Accordingly, because the MCARE Act affords a statutory remedy to Dr. Brader, we determine that the MCARE Act preempts his common law wrongful discharge claim based solely on the MCARE Act. We therefore conclude that Judge Wagner erred in denying Appellants’ motion for summary judgment with respect to Dr. Brader’s common law wrongful discharge claim in Count II, as Judge McVay’s earlier ruling was clearly erroneous, and it would be manifestly unjust to allow Dr. Brader’s common law wrongful discharge claim to advance. See Ivy Hill, supra. Appellants are entitled to summary judgment. Order reversed. Jurisdiction relinquished.
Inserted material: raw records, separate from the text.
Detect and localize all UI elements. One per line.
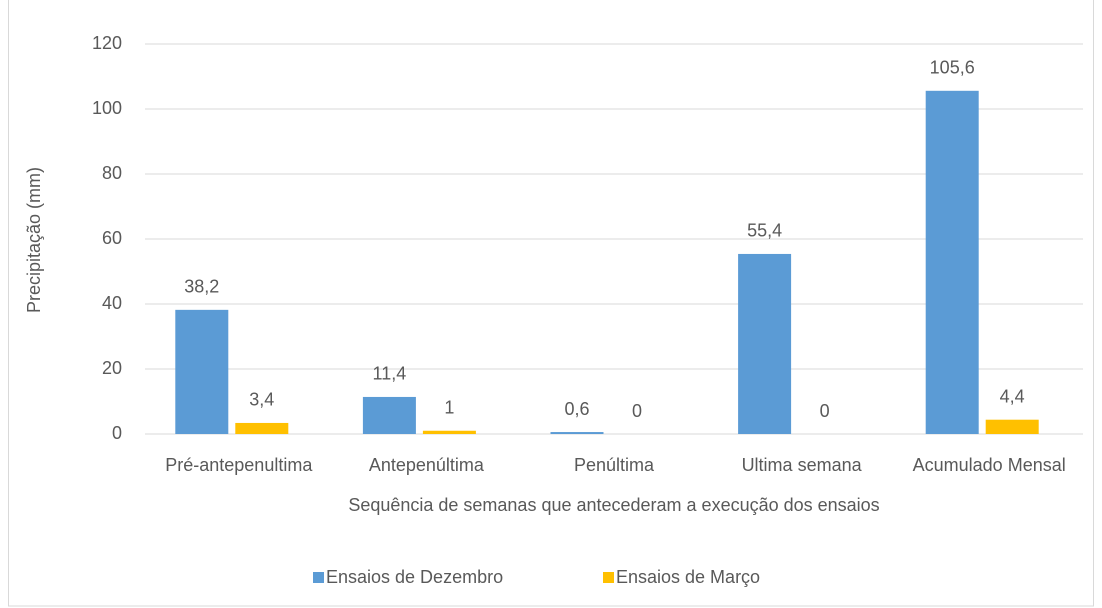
y-tick-label: 100 [92,98,122,118]
legend-swatch [313,572,324,583]
x-tick-label: Penúltima [574,455,655,475]
data-label: 1 [444,398,454,418]
legend-label: Ensaios de Dezembro [326,567,503,587]
data-label: 11,4 [373,364,407,384]
data-label: 55,4 [747,221,782,241]
legend-label: Ensaios de Março [616,567,760,587]
data-label: 105,6 [930,58,975,78]
y-tick-label: 60 [102,228,122,248]
y-tick-label: 80 [102,163,122,183]
bar [362,396,416,434]
x-tick-label: Pré-antepenultima [165,455,313,475]
x-tick-label: Acumulado Mensal [913,455,1066,475]
chart-frame [8,0,1094,607]
y-axis-title: Precipitação (mm) [24,167,44,313]
data-label: 4,4 [1000,386,1025,406]
bar [925,90,979,435]
bar [422,430,476,434]
bar [738,253,792,434]
data-label: 3,4 [249,390,274,410]
data-label: 0 [632,401,642,421]
legend-swatch [603,572,614,583]
x-tick-label: Antepenúltima [369,455,485,475]
y-tick-label: 40 [102,293,122,313]
y-tick-label: 120 [92,33,122,53]
bar [985,419,1039,434]
data-label: 0,6 [564,399,589,419]
y-tick-label: 20 [102,358,122,378]
x-axis-title: Sequência de semanas que antecederam a e… [348,495,879,515]
bar [175,309,229,434]
bar [550,432,604,434]
data-label: 0 [820,401,830,421]
bar [235,422,289,434]
y-tick-label: 0 [112,423,122,443]
data-label: 38,2 [184,277,219,297]
x-tick-label: Ultima semana [742,455,863,475]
• Since the Mcare Act affords a statutory remedy for Dr. Brader, the Superior Court determined that the Mcare Act preempts is common law wrongful discharge claim based solely on the Mcare Act.
• Judge Wagner below erred in denying Appellants motion of summary judgment with respect to Dr. Brader’s common law wrongful discharge claim. Since Judge McVay’s earlier ruling was clearly erroneous.
• It would be manifestly unjust to allow Dr. Brader common law wrongful discharge claim to advance.
• The lawsuit claiming Count I that the doctor was discharged from his role as EMS Medical Director, Director of Emergency UltraSound, Associate Fellowship Director, and core facility in retaliation for a report that he made about the care rendered and how the system works in terms of getting patients emergency treatment.
• Count II included a claim for common law wrongful discharge asserting that the discharge contravenes the public policy of Pennsylvania as set forth in the Mcare Act.
• Section 1303.308 (c) of the Mcare Act says that a healthcare worker that reports the occurrence of a serious event or incident in accordance with the statute shall not subject to any retaliatory action for reporting the serious event or incident and as a protection set forth in the Whistleblower Law.
• The Mcare Act incorporates the protections and remedies of the Whistleblower Law.
• Complainant must bring civil action within 180 days after the occurrence of the alleged violation under the Whistleblower Law and that would apply under the Mcare Act as well.
• Claims under the Mcare Act have the same 180 days statute of limitations, as claimed under the Whistleblower Law.
• Thus, Judge Wagner erred in denying the appellants motion of summary judgment with respect to Dr. Brader’s Mcare Act in Count I.
• On the second issue, there is no separate common law action under the Mcare Act.